I spent a month working on a peer-to-peer Bitcoin privacy solution back in May, it's called BitPrivacy.

It's aim is a fully decentralized solution providing strong privacy, and as such it is more ambitious and complicated than genjix's CoinJoin.

A decentralized solution spreads the legal risk over everyone running nodes - I'd rather be a developer of privacy software than someone running a privacy service. I spent a couple of days reading the laws of my country (UK), and they are surprisingly broad.

Technically the plan is to have a peer-to-peer network over Tor.
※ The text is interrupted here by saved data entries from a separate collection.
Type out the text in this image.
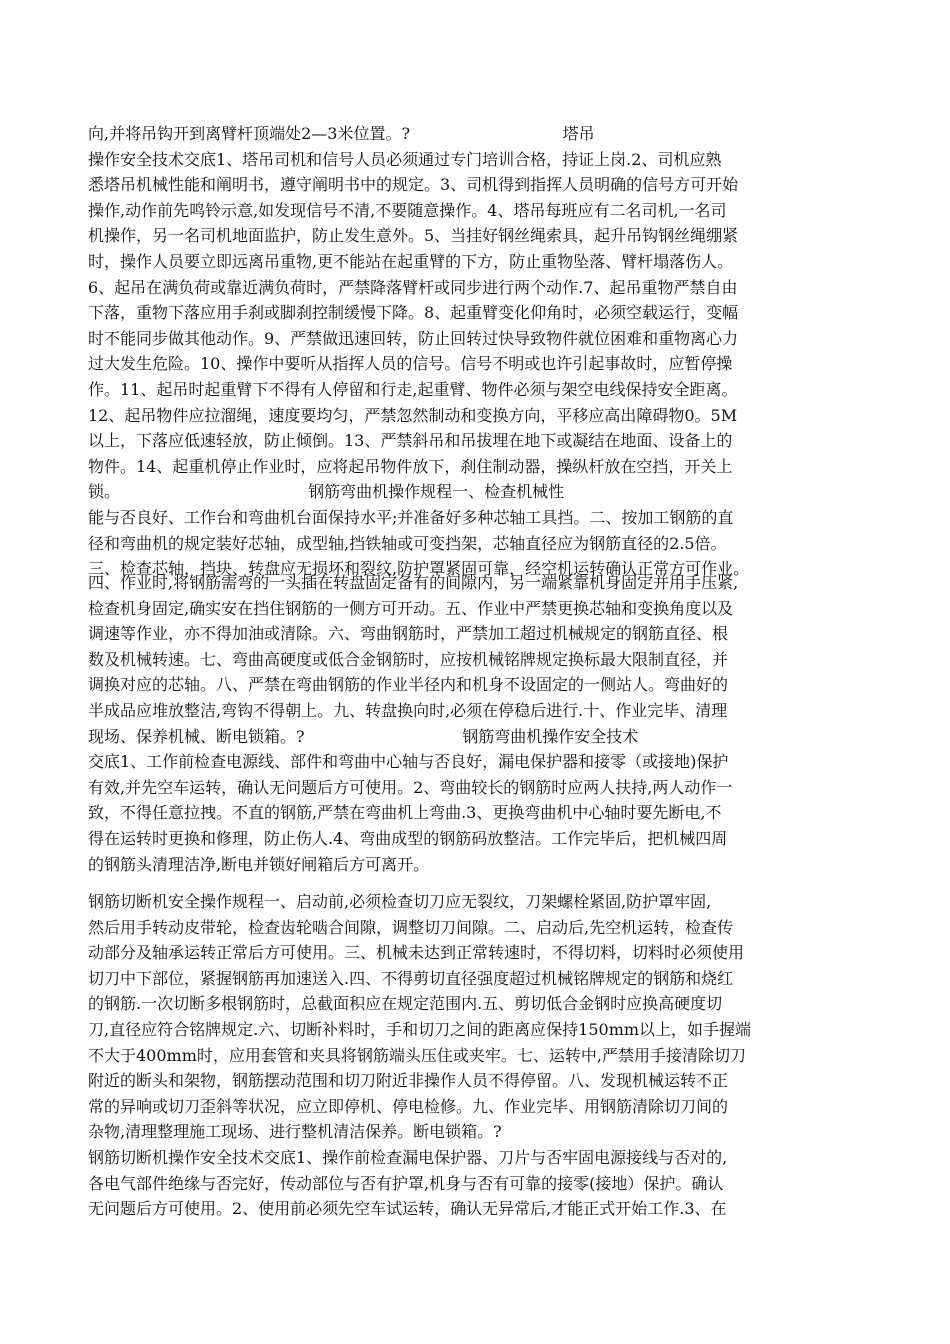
向,并将吊钩开到离臂杆顶端处2—3米位置。?                              塔吊
操作安全技术交底1、塔吊司机和信号人员必须通过专门培训合格，持证上岗.2、司机应熟
悉塔吊机械性能和阐明书，遵守阐明书中的规定。3、司机得到指挥人员明确的信号方可开始
操作,动作前先鸣铃示意,如发现信号不清,不要随意操作。4、塔吊每班应有二名司机,一名司
机操作，另一名司机地面监护，防止发生意外。5、当挂好钢丝绳索具，起升吊钩钢丝绳绷紧
时，操作人员要立即远离吊重物,更不能站在起重臂的下方，防止重物坠落、臂杆塌落伤人。
6、起吊在满负荷或靠近满负荷时，严禁降落臂杆或同步进行两个动作.7、起吊重物严禁自由
下落，重物下落应用手刹或脚刹控制缓慢下降。8、起重臂变化仰角时，必须空载运行，变幅
时不能同步做其他动作。9、严禁做迅速回转，防止回转过快导致物件就位困难和重物离心力
过大发生危险。10、操作中要听从指挥人员的信号。信号不明或也许引起事故时，应暂停操
作。11、起吊时起重臂下不得有人停留和行走,起重臂、物件必须与架空电线保持安全距离。
12、起吊物件应拉溜绳，速度要均匀，严禁忽然制动和变换方向，平移应高出障碍物0。5M
以上，下落应低速轻放，防止倾倒。13、严禁斜吊和吊拔埋在地下或凝结在地面、设备上的
物件。14、起重机停止作业时，应将起吊物件放下，刹住制动器，操纵杆放在空挡，开关上
锁。                                     钢筋弯曲机操作规程一、检查机械性
能与否良好、工作台和弯曲机台面保持水平;并准备好多种芯轴工具挡。二、按加工钢筋的直
径和弯曲机的规定装好芯轴，成型轴,挡铁轴或可变挡架，芯轴直径应为钢筋直径的2.5倍。
三、检查芯轴，挡块、转盘应无损坏和裂纹,防护罩紧固可靠，经空机运转确认正常方可作业。
四、作业时,将钢筋需弯的一头插在转盘固定备有的间隙内，另一端紧靠机身固定并用手压紧,
检查机身固定,确实安在挡住钢筋的一侧方可开动。五、作业中严禁更换芯轴和变换角度以及
调速等作业，亦不得加油或清除。六、弯曲钢筋时，严禁加工超过机械规定的钢筋直径、根
数及机械转速。七、弯曲高硬度或低合金钢筋时，应按机械铭牌规定换标最大限制直径，并
调换对应的芯轴。八、严禁在弯曲钢筋的作业半径内和机身不设固定的一侧站人。弯曲好的
半成品应堆放整洁,弯钩不得朝上。九、转盘换向时,必须在停稳后进行.十、作业完毕、清理
现场、保养机械、断电锁箱。?                               钢筋弯曲机操作安全技术
交底1、工作前检查电源线、部件和弯曲中心轴与否良好，漏电保护器和接零（或接地)保护
有效,并先空车运转，确认无问题后方可使用。2、弯曲较长的钢筋时应两人扶持,两人动作一
致，不得任意拉拽。不直的钢筋,严禁在弯曲机上弯曲.3、更换弯曲机中心轴时要先断电,不
得在运转时更换和修理，防止伤人.4、弯曲成型的钢筋码放整洁。工作完毕后，把机械四周
的钢筋头清理洁净,断电并锁好闸箱后方可离开。
钢筋切断机安全操作规程一、启动前,必须检查切刀应无裂纹，刀架螺栓紧固,防护罩牢固,
然后用手转动皮带轮，检查齿轮啮合间隙，调整切刀间隙。二、启动后,先空机运转，检查传
动部分及轴承运转正常后方可使用。三、机械未达到正常转速时，不得切料，切料时必须使用
切刀中下部位，紧握钢筋再加速送入.四、不得剪切直径强度超过机械铭牌规定的钢筋和烧红
的钢筋.一次切断多根钢筋时，总截面积应在规定范围内.五、剪切低合金钢时应换高硬度切
刀,直径应符合铭牌规定.六、切断补料时，手和切刀之间的距离应保持150mm以上，如手握端
不大于400mm时，应用套管和夹具将钢筋端头压住或夹牢。七、运转中,严禁用手接清除切刀
附近的断头和架物，钢筋摆动范围和切刀附近非操作人员不得停留。八、发现机械运转不正
常的异响或切刀歪斜等状况，应立即停机、停电检修。九、作业完毕、用钢筋清除切刀间的
杂物,清理整理施工现场、进行整机清洁保养。断电锁箱。?
钢筋切断机操作安全技术交底1、操作前检查漏电保护器、刀片与否牢固电源接线与否对的,
各电气部件绝缘与否完好，传动部位与否有护罩,机身与否有可靠的接零(接地）保护。确认
无问题后方可使用。2、使用前必须先空车试运转，确认无异常后,才能正式开始工作.3、在
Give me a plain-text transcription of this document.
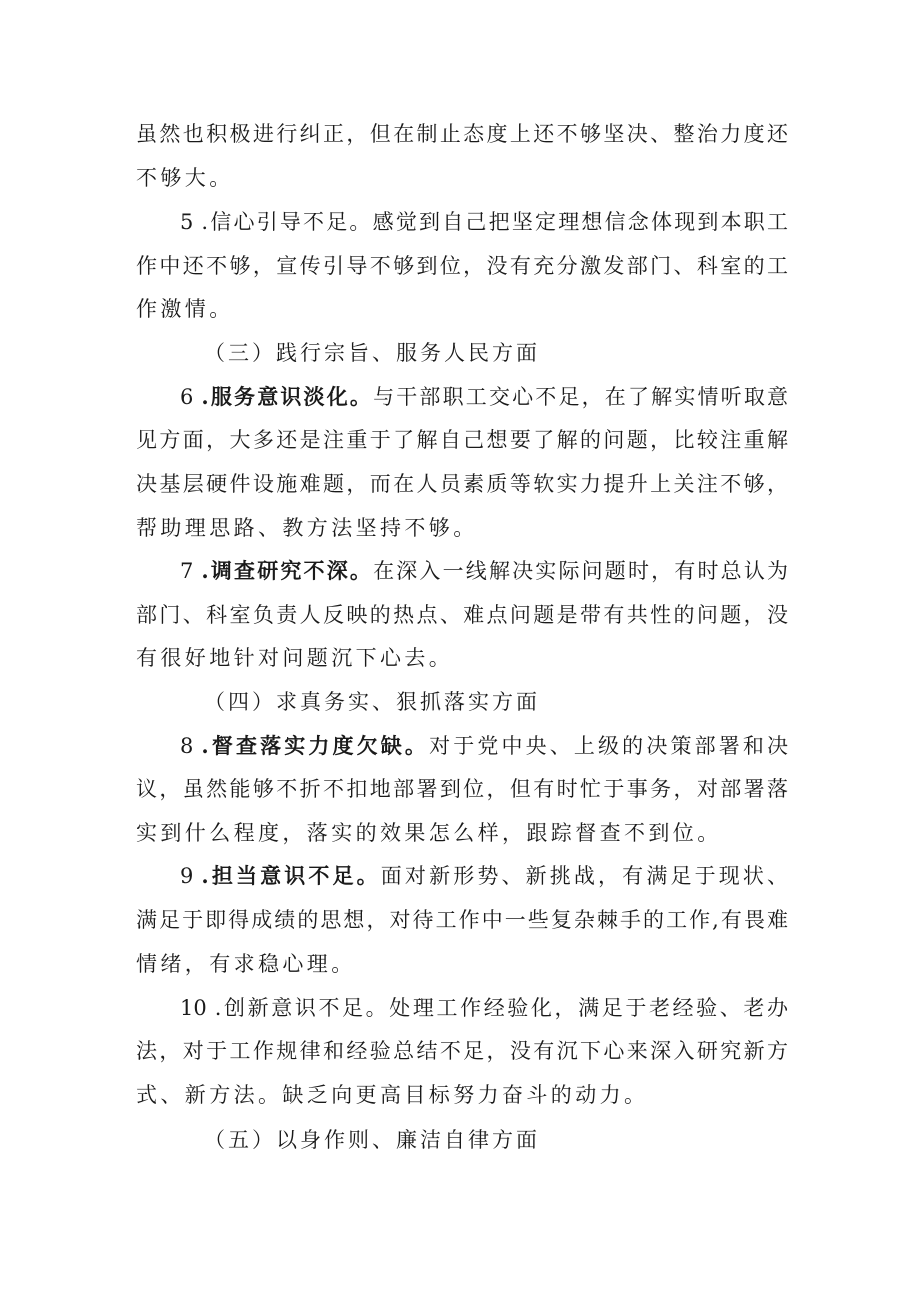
虽然也积极进行纠正，但在制止态度上还不够坚决、整治力度还
不够大。
5 .信心引导不足。感觉到自己把坚定理想信念体现到本职工
作中还不够，宣传引导不够到位，没有充分激发部门、科室的工
作激情。
（三）践行宗旨、服务人民方面
6 .服务意识淡化。与干部职工交心不足，在了解实情听取意
见方面，大多还是注重于了解自己想要了解的问题，比较注重解
决基层硬件设施难题，而在人员素质等软实力提升上关注不够，
帮助理思路、教方法坚持不够。
7 .调查研究不深。在深入一线解决实际问题时，有时总认为
部门、科室负责人反映的热点、难点问题是带有共性的问题，没
有很好地针对问题沉下心去。
（四）求真务实、狠抓落实方面
8 .督查落实力度欠缺。对于党中央、上级的决策部署和决
议，虽然能够不折不扣地部署到位，但有时忙于事务，对部署落
实到什么程度，落实的效果怎么样，跟踪督查不到位。
9 .担当意识不足。面对新形势、新挑战，有满足于现状、
满足于即得成绩的思想，对待工作中一些复杂棘手的工作,有畏难
情绪，有求稳心理。
10 .创新意识不足。处理工作经验化，满足于老经验、老办
法，对于工作规律和经验总结不足，没有沉下心来深入研究新方
式、新方法。缺乏向更高目标努力奋斗的动力。
（五）以身作则、廉洁自律方面
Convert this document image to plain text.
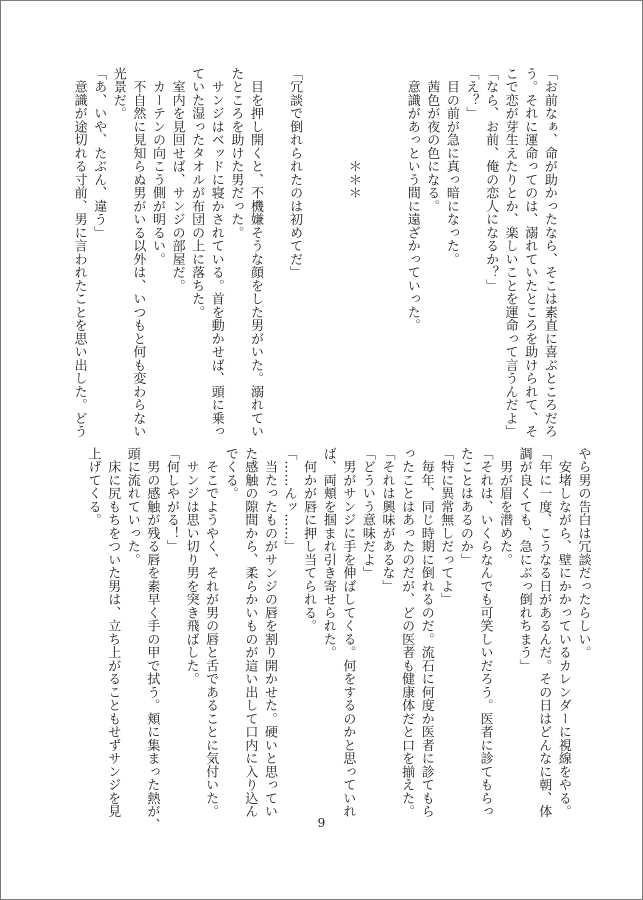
「お前なぁ、命が助かったなら、そこは素直に喜ぶところだろ

う。それに運命ってのは、溺れていたところを助けられて、そ

こで恋が芽生えたりとか、楽しいことを運命って言うんだよ」

「なら、お前、俺の恋人になるか？」

「え？」

　目の前が急に真っ暗になった。

　茜色が夜の色になる。

　意識があっという間に遠ざかっていった。

　　　　　　　＊＊＊

「冗談で倒れられたのは初めてだ」

　目を押し開くと、不機嫌そうな顔をした男がいた。溺れてい

たところを助けた男だった。

　サンジはベッドに寝かされている。首を動かせば、頭に乗っ

ていた湿ったタオルが布団の上に落ちた。

　室内を見回せば、サンジの部屋だ。

　カーテンの向こう側が明るい。

　不自然に見知らぬ男がいる以外は、いつもと何も変わらない

光景だ。

「あ、いや、たぶん、違う」

　意識が途切れる寸前、男に言われたことを思い出した。どう

やら男の告白は冗談だったらしい。

　安堵しながら、壁にかかっているカレンダーに視線をやる。

「年に一度、こうなる日があるんだ。その日はどんなに朝、体

調が良くても、急にぶっ倒れちまう」

　男が眉を潜めた。

「それは、いくらなんでも可笑しいだろう。医者に診てもらっ

たことはあるのか」

「特に異常無しだってよ」

　毎年、同じ時期に倒れるのだ。流石に何度か医者に診てもら

ったことはあったのだが、どの医者も健康体だと口を揃えた。

「それは興味があるな」

「どういう意味だよ」

　男がサンジに手を伸ばしてくる。何をするのかと思っていれ

ば、両頬を掴まれ引き寄せられた。

　何かが唇に押し当てられる。

「……んッ……」

　当たったものがサンジの唇を割り開かせた。硬いと思ってい

た感触の隙間から、柔らかいものが這い出して口内に入り込ん

でくる。

　そこでようやく、それが男の唇と舌であることに気付いた。

　サンジは思い切り男を突き飛ばした。

「何しやがる！」

　男の感触が残る唇を素早く手の甲で拭う。頬に集まった熱が、

頭に流れていった。

　床に尻もちをついた男は、立ち上がることもせずサンジを見

上げてくる。

9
Privacy is achieved by everyone writing their inputs to the network; when all are supplied they make a new Tor connection & write their outputs.  

BitPrivacy version 0.2 featured:
- Bitcoinj-based
- Arbitrary N-party transaction schemes
- Blind signatures via the Bouncy Castle library
- All communication over a DHT, via the mature TomP2P library
- Aggressive trading strategy - it tries to transact with everyone simultaneously

Some things I didn't get round to:
- Peer discovery & running a well-known node - you have to enter an IP to connect to
- Adding a command-line switch for ProdNet (an easy code change)
- Tor

You can download the jar file right now, and join some testnet coins between N wallets. There is a thorough description of the protocol at DETAILS.md, and the threat model and defenses are in THREATS.md. The code quality is rough, but it does have some test cases. Forks, code-plundering, etc all welcome!

I actually put in a grant request to the Foundation for this. I don't think I'll ever get it, at least it gave me an incentive to document everything.